Stevens’ bill would replace COLA with locality pay system

The Senate Committee on Homeland Security and Government Affairs on June 25 approved legislation sponsored by Sens. Ted Stevens, R-Alaska, and Daniel Akaka, D-Hawaii, to replace Alaska and Hawaii federal employee cost-of-living allowances with the locality pay system that has long been in place in the Lower 48.

The legislation was co-sponsored by Sens. Lisa Murkowski, R-Alaska, and Daniel Inouye, D-Hawaii.

“A big part of this change will be seen in federal employee retirement funds,” Stevens said. “Under the COLA system, Alaska retirees were not getting as good a deal as federal employees in the Lower 48.

“Many Alaskan federal employees nearing retirement have been relocating in order to guarantee a better retirement. With this change Alaska won’t be losing those highly skilled, seasoned employees.”

Alaska and Hawaii are the only states in which federal employees do not receive locality pay. Because COLA is not taxed, it is not considered part of an employee’s base pay for retirement purposes.

Locality pay, on the other hand, is taxable income but is part of an employee’s base pay. This means employees in Alaska are retiring at much lower pay rates than their counterparts in the Lower 48.

“Alaska’s federal employees have spoken,” Murkowski said. ”They have told Washington that they are willing to forego their tax-free cost of living allowances in favor of a salary plan that provides greater benefits after retirement.

“The new plan will provide the means for our federal employees, who came to Alaska from all corners of the nation, to remain in Alaska after retirement. This legislation is an investment in Alaska’s future and theirs.”

The U.S. Office of Personnel Management has been seeking to slowly phase out the COLA system in favor of the locality pay system, but the Stevens-Akaka legislation will speed up the process. The result will be that the new system will be fully implemented in three years rather than the seven suggested by OPM.
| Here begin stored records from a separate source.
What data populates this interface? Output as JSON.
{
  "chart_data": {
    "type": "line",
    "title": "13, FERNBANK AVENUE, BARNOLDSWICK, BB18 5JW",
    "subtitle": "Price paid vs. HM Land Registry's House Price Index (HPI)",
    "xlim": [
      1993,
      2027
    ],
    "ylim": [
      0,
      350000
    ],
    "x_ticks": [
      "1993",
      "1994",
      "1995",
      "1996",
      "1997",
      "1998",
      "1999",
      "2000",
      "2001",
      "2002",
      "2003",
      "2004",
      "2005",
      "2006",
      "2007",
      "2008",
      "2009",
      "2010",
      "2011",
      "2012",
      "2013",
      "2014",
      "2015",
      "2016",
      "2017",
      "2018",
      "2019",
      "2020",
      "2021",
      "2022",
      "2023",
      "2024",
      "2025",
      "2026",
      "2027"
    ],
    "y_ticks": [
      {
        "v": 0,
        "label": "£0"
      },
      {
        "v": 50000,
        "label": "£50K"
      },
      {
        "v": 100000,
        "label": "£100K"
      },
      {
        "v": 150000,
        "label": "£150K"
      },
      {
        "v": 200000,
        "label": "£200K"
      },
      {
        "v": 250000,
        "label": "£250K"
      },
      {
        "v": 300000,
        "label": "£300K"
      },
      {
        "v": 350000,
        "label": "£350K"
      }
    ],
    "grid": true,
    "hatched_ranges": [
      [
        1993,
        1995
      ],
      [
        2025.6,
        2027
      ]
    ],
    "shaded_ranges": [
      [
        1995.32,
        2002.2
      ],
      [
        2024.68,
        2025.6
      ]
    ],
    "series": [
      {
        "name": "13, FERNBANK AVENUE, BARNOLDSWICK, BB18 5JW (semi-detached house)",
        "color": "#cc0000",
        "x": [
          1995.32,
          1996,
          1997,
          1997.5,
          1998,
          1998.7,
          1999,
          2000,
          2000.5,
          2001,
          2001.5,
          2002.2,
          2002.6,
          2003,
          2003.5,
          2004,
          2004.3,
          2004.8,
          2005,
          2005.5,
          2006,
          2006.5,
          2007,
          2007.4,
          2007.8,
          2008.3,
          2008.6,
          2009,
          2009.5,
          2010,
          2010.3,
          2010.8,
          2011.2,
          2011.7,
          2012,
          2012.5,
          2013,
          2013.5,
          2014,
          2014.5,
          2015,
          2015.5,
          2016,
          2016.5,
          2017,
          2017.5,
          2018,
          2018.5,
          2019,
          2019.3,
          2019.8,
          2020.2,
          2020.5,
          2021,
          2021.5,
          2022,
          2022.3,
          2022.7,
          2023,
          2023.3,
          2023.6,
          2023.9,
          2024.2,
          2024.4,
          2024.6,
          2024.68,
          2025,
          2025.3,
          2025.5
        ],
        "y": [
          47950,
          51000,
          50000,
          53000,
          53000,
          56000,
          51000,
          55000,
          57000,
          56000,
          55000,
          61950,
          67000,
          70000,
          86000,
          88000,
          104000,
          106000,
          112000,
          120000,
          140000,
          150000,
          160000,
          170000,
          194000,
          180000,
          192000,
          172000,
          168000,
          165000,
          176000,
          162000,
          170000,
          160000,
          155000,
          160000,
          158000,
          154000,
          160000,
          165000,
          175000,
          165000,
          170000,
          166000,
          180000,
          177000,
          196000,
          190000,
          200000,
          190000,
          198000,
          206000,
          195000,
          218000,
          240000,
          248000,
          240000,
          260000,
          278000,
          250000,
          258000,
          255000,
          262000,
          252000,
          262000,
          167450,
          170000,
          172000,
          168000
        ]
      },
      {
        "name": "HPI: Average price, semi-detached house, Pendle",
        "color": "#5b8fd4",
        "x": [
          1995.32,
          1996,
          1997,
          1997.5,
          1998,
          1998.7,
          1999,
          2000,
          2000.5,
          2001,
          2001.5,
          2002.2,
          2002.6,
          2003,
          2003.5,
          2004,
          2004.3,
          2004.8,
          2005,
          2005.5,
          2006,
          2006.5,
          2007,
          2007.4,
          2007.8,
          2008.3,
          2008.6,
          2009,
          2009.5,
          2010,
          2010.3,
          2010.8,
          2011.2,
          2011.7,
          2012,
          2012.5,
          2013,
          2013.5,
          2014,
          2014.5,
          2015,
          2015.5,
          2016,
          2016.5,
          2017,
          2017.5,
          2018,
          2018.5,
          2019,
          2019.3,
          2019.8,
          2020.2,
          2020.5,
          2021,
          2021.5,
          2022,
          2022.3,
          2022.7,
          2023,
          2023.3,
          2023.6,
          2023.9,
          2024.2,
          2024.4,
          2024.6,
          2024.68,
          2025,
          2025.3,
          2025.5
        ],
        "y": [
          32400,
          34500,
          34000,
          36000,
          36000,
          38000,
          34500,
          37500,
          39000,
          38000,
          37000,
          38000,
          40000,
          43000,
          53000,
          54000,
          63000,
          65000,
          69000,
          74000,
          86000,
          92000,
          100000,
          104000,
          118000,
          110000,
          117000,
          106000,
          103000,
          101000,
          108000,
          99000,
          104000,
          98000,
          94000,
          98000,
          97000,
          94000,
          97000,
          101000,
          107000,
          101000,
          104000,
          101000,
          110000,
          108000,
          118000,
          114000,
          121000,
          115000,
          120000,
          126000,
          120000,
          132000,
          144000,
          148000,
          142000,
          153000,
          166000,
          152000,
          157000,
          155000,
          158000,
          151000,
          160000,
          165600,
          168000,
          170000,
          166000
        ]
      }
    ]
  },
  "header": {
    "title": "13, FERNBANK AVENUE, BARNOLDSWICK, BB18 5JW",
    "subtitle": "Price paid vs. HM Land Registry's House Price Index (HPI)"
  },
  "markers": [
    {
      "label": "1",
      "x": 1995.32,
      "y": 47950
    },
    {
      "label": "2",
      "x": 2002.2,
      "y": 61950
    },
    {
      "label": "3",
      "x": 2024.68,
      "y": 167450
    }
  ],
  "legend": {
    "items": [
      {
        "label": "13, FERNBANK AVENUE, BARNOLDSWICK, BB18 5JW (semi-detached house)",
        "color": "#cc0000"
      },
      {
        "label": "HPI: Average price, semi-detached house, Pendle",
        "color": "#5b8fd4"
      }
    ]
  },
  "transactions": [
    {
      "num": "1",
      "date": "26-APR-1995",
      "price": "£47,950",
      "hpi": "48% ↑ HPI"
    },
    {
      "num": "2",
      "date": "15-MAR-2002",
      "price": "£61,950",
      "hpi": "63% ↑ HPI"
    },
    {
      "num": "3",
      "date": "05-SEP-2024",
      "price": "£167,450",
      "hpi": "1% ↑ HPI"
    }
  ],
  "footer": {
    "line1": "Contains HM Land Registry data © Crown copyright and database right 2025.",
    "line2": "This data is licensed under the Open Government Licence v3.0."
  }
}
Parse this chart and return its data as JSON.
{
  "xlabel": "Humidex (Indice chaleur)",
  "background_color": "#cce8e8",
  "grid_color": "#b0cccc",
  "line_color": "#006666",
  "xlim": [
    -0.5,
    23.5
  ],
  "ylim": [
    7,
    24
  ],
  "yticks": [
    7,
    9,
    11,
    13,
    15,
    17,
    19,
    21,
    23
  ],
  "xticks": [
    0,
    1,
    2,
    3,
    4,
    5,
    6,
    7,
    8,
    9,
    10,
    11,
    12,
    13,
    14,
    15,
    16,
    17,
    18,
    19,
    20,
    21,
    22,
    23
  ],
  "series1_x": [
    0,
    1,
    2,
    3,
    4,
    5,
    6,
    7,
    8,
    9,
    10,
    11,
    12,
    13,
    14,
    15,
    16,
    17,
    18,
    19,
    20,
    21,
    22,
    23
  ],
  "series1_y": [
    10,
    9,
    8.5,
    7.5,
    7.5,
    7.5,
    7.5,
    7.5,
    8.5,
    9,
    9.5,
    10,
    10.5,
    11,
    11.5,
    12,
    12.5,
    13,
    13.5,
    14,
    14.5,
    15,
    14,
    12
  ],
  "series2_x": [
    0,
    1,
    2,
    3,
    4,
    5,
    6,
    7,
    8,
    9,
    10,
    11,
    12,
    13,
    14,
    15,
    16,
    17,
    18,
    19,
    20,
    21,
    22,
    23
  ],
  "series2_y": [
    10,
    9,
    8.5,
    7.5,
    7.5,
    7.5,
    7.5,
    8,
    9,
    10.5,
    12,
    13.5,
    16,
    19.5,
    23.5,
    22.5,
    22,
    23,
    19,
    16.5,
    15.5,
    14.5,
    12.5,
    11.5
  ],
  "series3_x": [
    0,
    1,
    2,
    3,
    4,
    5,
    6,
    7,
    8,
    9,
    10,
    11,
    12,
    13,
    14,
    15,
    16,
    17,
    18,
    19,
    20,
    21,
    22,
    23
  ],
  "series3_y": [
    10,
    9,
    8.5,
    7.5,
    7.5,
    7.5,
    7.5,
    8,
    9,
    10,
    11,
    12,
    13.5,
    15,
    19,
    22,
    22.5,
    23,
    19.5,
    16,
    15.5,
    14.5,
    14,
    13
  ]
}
The legislation is intended to benefit all federal employee groups whose Lower 48 counterparts receive locality pay. Employees who will soon be forced to retire due to age and those intending to retire within three years will be able to buy in to the program to ensure that they may fully participate in the new system.

The bill also includes language to assist postal employees, who are not eligible to receive locality pay in the Lower 48, in retaining their COLA benefits in Alaska and Hawaii. While postal employees will remain under the COLA system rather than locality pay, the 25 percent cap on COLA will no longer apply, and the COLA rate will follow the locality pay rate, which is expected to be 27.65 percent or higher in Alaska.

“With Alaskans facing one of the highest costs of living in the United States, this change is necessary to make sure those who put in years of federal service are properly compensated,” Stevens said.